Cryptosporidium Lateral Flow
Cryptosporidium parvum

Cryptosporidiosis is one of the most common waterborne diseases. The main symptom in immunocompetent individuals is a self-limiting short term watery diarrhea with symptoms lasting an average one week. The very young, old and the immunocompromised patients may develop more severe cryptosporidiosis. Infection occurs by the fecal-oral route via water, soil or food that has been contaminated with feces of an infected individual or animal. The test is a single use rapid immunoassay for the qualitative detection of Cryptosporidium parvum antigens in human stool specimens. It is intended for use with patients with gastrointestinal symptoms as an aid in the diagnosis of suspected Cryptosporidium gastrointestinal infections.

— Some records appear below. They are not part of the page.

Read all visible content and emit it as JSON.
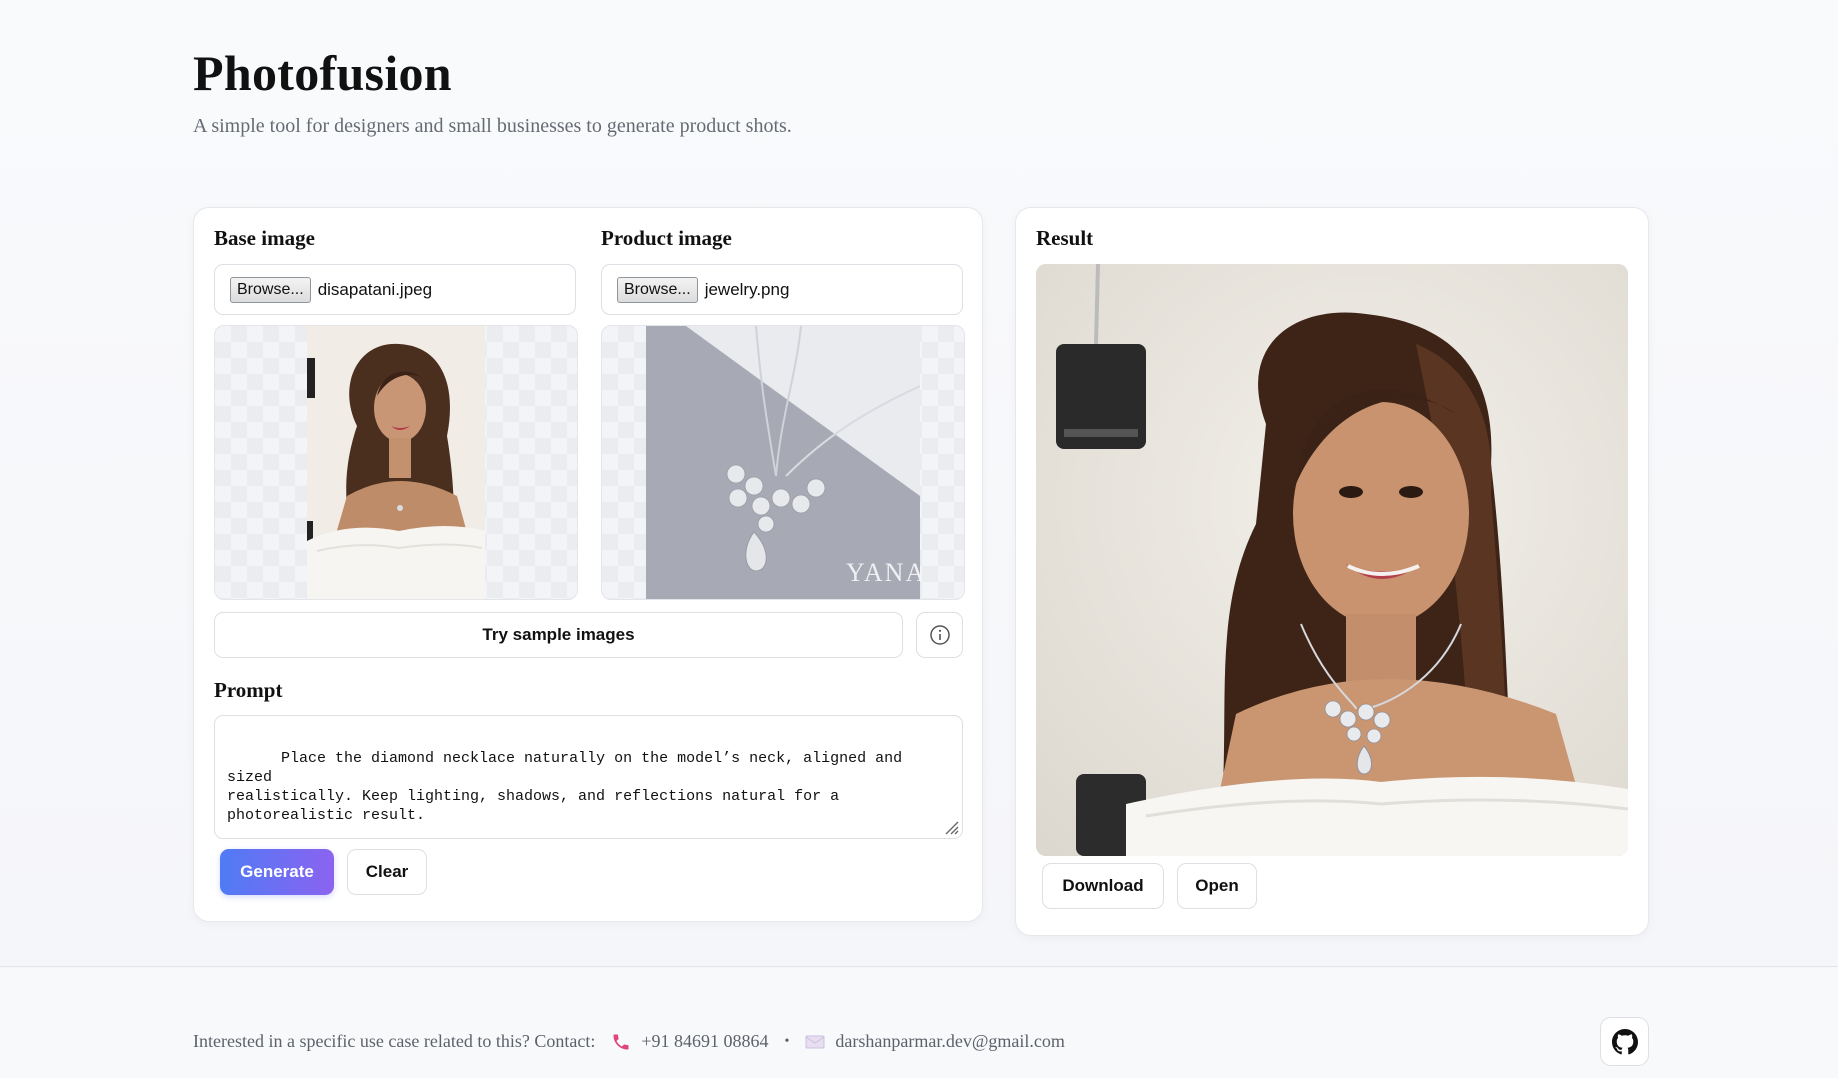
{
  "header": {
    "title": "Photofusion",
    "subtitle": "A simple tool for designers and small businesses to generate product shots."
  },
  "inputs": {
    "base": {
      "label": "Base image",
      "browse_label": "Browse...",
      "filename": "disapatani.jpeg"
    },
    "product": {
      "label": "Product image",
      "browse_label": "Browse...",
      "filename": "jewelry.png",
      "watermark": "YANA"
    },
    "sample_button": "Try sample images",
    "info_icon": "info-icon"
  },
  "prompt": {
    "label": "Prompt",
    "value": "Place the diamond necklace naturally on the model’s neck, aligned and sized\nrealistically. Keep lighting, shadows, and reflections natural for a\nphotorealistic result."
  },
  "actions": {
    "generate": "Generate",
    "clear": "Clear"
  },
  "result": {
    "label": "Result",
    "download": "Download",
    "open": "Open"
  },
  "footer": {
    "contact_text": "Interested in a specific use case related to this? Contact:",
    "phone": "+91 84691 08864",
    "separator": "•",
    "email": "darshanparmar.dev@gmail.com",
    "phone_icon": "phone-icon",
    "email_icon": "envelope-icon",
    "github_icon": "github-icon"
  },
  "colors": {
    "accent_start": "#4f7bf4",
    "accent_end": "#8b63f0",
    "phone_icon": "#e0457b"
  }
}
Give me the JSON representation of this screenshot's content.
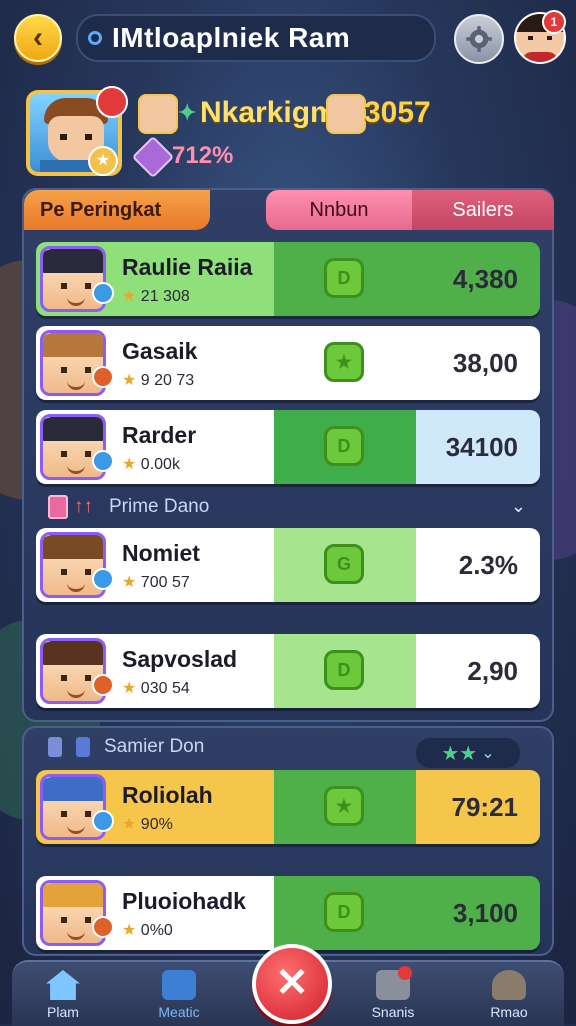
{
  "header": {
    "title": "IMtloaplniek Ram",
    "notification_count": "1",
    "player_name": "Nkarkigm",
    "player_score": "3057",
    "player_rate": "712%"
  },
  "tabs": {
    "left": "Pe Peringkat",
    "mid": "Nnbun",
    "right": "Sailers"
  },
  "rows_top": [
    {
      "name": "Raulie Raiia",
      "sub": "21 308",
      "value": "4,380",
      "mid_color": "#4fb04a",
      "left_color": "#8fe07a",
      "right_color": "#4fb04a",
      "hat": "#2a2a3a",
      "gem_shape": "D"
    },
    {
      "name": "Gasaik",
      "sub": "9 20 73",
      "value": "38,00",
      "mid_color": "#ffffff",
      "left_color": "#ffffff",
      "right_color": "#ffffff",
      "hat": "#b5783a",
      "gem_shape": "★"
    },
    {
      "name": "Rarder",
      "sub": "0.00k",
      "value": "34100",
      "mid_color": "#3fae4a",
      "left_color": "#ffffff",
      "right_color": "#cfe9fb",
      "hat": "#2a2a3a",
      "gem_shape": "D"
    }
  ],
  "section1": {
    "label": "Prime Dano"
  },
  "rows_mid": [
    {
      "name": "Nomiet",
      "sub": "700 57",
      "value": "2.3%",
      "mid_color": "#a6e58e",
      "left_color": "#ffffff",
      "right_color": "#ffffff",
      "hat": "#7a4a26",
      "gem_shape": "G"
    },
    {
      "name": "Sapvoslad",
      "sub": "030 54",
      "value": "2,90",
      "mid_color": "#a6e58e",
      "left_color": "#ffffff",
      "right_color": "#ffffff",
      "hat": "#5a3320",
      "gem_shape": "D"
    }
  ],
  "section2": {
    "label": "Samier Don"
  },
  "rows_bottom": [
    {
      "name": "Roliolah",
      "sub": "90%",
      "value": "79:21",
      "mid_color": "#4fb04a",
      "left_color": "#f6c64a",
      "right_color": "#f6c64a",
      "hat": "#3f6cc7",
      "gem_shape": "★"
    },
    {
      "name": "Pluoiohadk",
      "sub": "0%0",
      "value": "3,100",
      "mid_color": "#4fb04a",
      "left_color": "#ffffff",
      "right_color": "#4fb04a",
      "hat": "#e3a23a",
      "gem_shape": "D"
    }
  ],
  "nav": {
    "home": "Plam",
    "mid": "Meatic",
    "stats": "Snanis",
    "profile": "Rmao"
  },
  "icons": [
    "back-arrow-icon",
    "settings-gear-icon",
    "close-icon",
    "home-icon",
    "book-icon",
    "trophy-icon",
    "profile-icon",
    "star-icon",
    "gem-icon",
    "chevron-down-icon"
  ]
}
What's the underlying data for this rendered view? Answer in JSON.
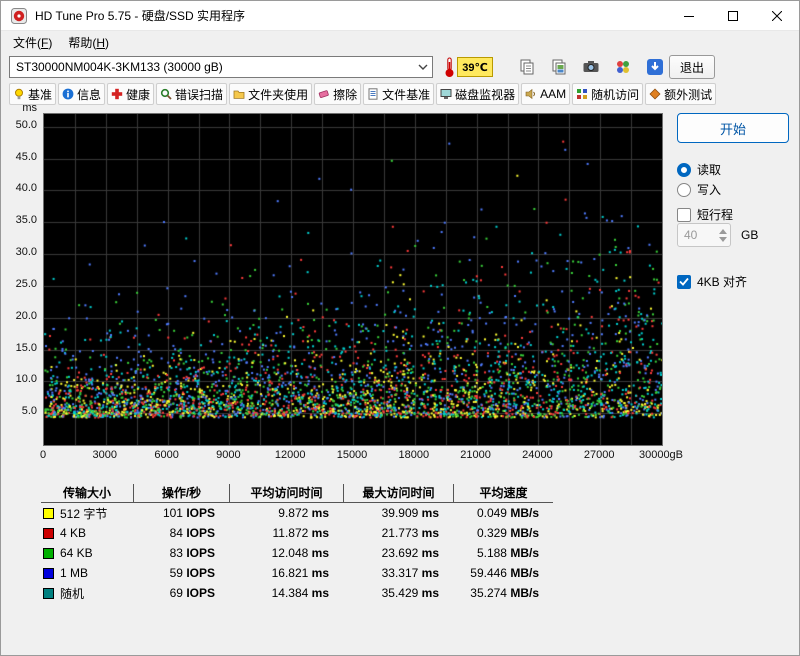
{
  "window": {
    "title": "HD Tune Pro 5.75 - 硬盘/SSD 实用程序"
  },
  "menu": {
    "items": [
      {
        "pre": "文件(",
        "key": "F",
        "post": ")"
      },
      {
        "pre": "帮助(",
        "key": "H",
        "post": ")"
      }
    ]
  },
  "toolbar": {
    "drive_value": "ST30000NM004K-3KM133 (30000 gB)",
    "temperature": "39℃",
    "icons": [
      "copy-text-icon",
      "copy-image-icon",
      "camera-icon",
      "palette-icon",
      "save-icon"
    ],
    "exit_label": "退出"
  },
  "tabs": [
    {
      "id": "benchmark",
      "label": "基准",
      "icon": "benchmark-icon"
    },
    {
      "id": "info",
      "label": "信息",
      "icon": "info-icon"
    },
    {
      "id": "health",
      "label": "健康",
      "icon": "health-icon"
    },
    {
      "id": "error-scan",
      "label": "错误扫描",
      "icon": "error-scan-icon"
    },
    {
      "id": "folder-usage",
      "label": "文件夹使用",
      "icon": "folder-usage-icon"
    },
    {
      "id": "erase",
      "label": "擦除",
      "icon": "erase-icon"
    },
    {
      "id": "file-benchmark",
      "label": "文件基准",
      "icon": "file-benchmark-icon"
    },
    {
      "id": "disk-monitor",
      "label": "磁盘监视器",
      "icon": "disk-monitor-icon"
    },
    {
      "id": "aam",
      "label": "AAM",
      "icon": "aam-icon"
    },
    {
      "id": "random-access",
      "label": "随机访问",
      "icon": "random-access-icon"
    },
    {
      "id": "extra-tests",
      "label": "额外测试",
      "icon": "extra-tests-icon"
    }
  ],
  "side_panel": {
    "start_label": "开始",
    "read_label": "读取",
    "read_selected": true,
    "write_label": "写入",
    "write_selected": false,
    "short_stroke_label": "短行程",
    "short_stroke_checked": false,
    "short_stroke_value": "40",
    "short_stroke_unit": "GB",
    "align_label": "4KB 对齐",
    "align_checked": true
  },
  "table": {
    "headers": [
      "传输大小",
      "操作/秒",
      "平均访问时间",
      "最大访问时间",
      "平均速度"
    ],
    "units": {
      "iops": "IOPS",
      "time": "ms",
      "speed": "MB/s"
    },
    "rows": [
      {
        "color": "#ffff00",
        "label": "512 字节",
        "iops": "101",
        "avg": "9.872",
        "max": "39.909",
        "speed": "0.049"
      },
      {
        "color": "#cc0000",
        "label": "4 KB",
        "iops": "84",
        "avg": "11.872",
        "max": "21.773",
        "speed": "0.329"
      },
      {
        "color": "#00b000",
        "label": "64 KB",
        "iops": "83",
        "avg": "12.048",
        "max": "23.692",
        "speed": "5.188"
      },
      {
        "color": "#0000dd",
        "label": "1 MB",
        "iops": "59",
        "avg": "16.821",
        "max": "33.317",
        "speed": "59.446"
      },
      {
        "color": "#008080",
        "label": "随机",
        "iops": "69",
        "avg": "14.384",
        "max": "35.429",
        "speed": "35.274"
      }
    ]
  },
  "chart_data": {
    "type": "scatter",
    "title": "",
    "y_unit": "ms",
    "x_unit": "gB",
    "x_range": [
      0,
      30000
    ],
    "y_range": [
      0,
      52
    ],
    "x_ticks": [
      "0",
      "3000",
      "6000",
      "9000",
      "12000",
      "15000",
      "18000",
      "21000",
      "24000",
      "27000",
      "30000gB"
    ],
    "y_ticks": [
      "50.0",
      "45.0",
      "40.0",
      "35.0",
      "30.0",
      "25.0",
      "20.0",
      "15.0",
      "10.0",
      "5.0"
    ],
    "grid": {
      "x_step": 1500,
      "y_step": 5,
      "color": "#3a3a3a"
    },
    "background": "#000000",
    "base_ms": 4.3,
    "seed": 987654321,
    "point_series": [
      {
        "name": "512 字节",
        "color": "#ffff33",
        "points": 760,
        "scale": 0.75
      },
      {
        "name": "4 KB",
        "color": "#ff3b3b",
        "points": 760,
        "scale": 0.95
      },
      {
        "name": "64 KB",
        "color": "#39d039",
        "points": 760,
        "scale": 1.0
      },
      {
        "name": "1 MB",
        "color": "#4f7bff",
        "points": 760,
        "scale": 1.45
      },
      {
        "name": "随机",
        "color": "#00cfcf",
        "points": 760,
        "scale": 1.15
      }
    ]
  }
}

Results should be considered in conjunction with the clinical evaluation and medical history.

Giardiasis Lateral Flow
Giardia lamblia

G. lamblia cysts are excreted through the human colon into the environment. They are relatively resistant to chlorination and ozonolysis explaining why it is the most common cause of outbreaks of diarrheal illness due to drinking water. Giardiasis is also one of the leading causes of food and waterborne diarrhea throughout the world. Individuals contract Giardiasis by consuming contaminated food and water containing the Giardia cyst. Some symptoms associated with Giardiasis include but are not limited to diarrhea, malaise, flatulence, foul-smelling greasy stool, and abdominal cramps. Infections can last from several days or several weeks if left untreated. This test is a single use rapid immunoassay for the qualitative detection of Giardia lamblia antigens in human stool specimens. It is intended for use with patients with gastrointestinal symptoms as an aid in the diagnosis of suspected Giardia gastrointestinal infections. Results should be considered in conjunction with the clinical evaluation and medical history.

Leishmaniasis Culture
Cutaneous leishmaniasis

Leishmaniasis includes two major diseases, cutaneous leishmaniasis and visceral leishmaniasis, caused by more than 20 different leishmanial species. It is transmitted by the bite of sand flies. Cutaneous leishmaniasis, the most common form of the disease, causes skin ulcers. Mucocutaneous leishmaniasis is a rare but severe form affecting the nasal and oral mucosa. In this test, biopsies/lesion scrapings/aspirates are cultured in an in-house growth medium and monitored over the course of 3 weeks for signs of Leishmania parasites. Specimen must be sampled, kept and sent at room temperature.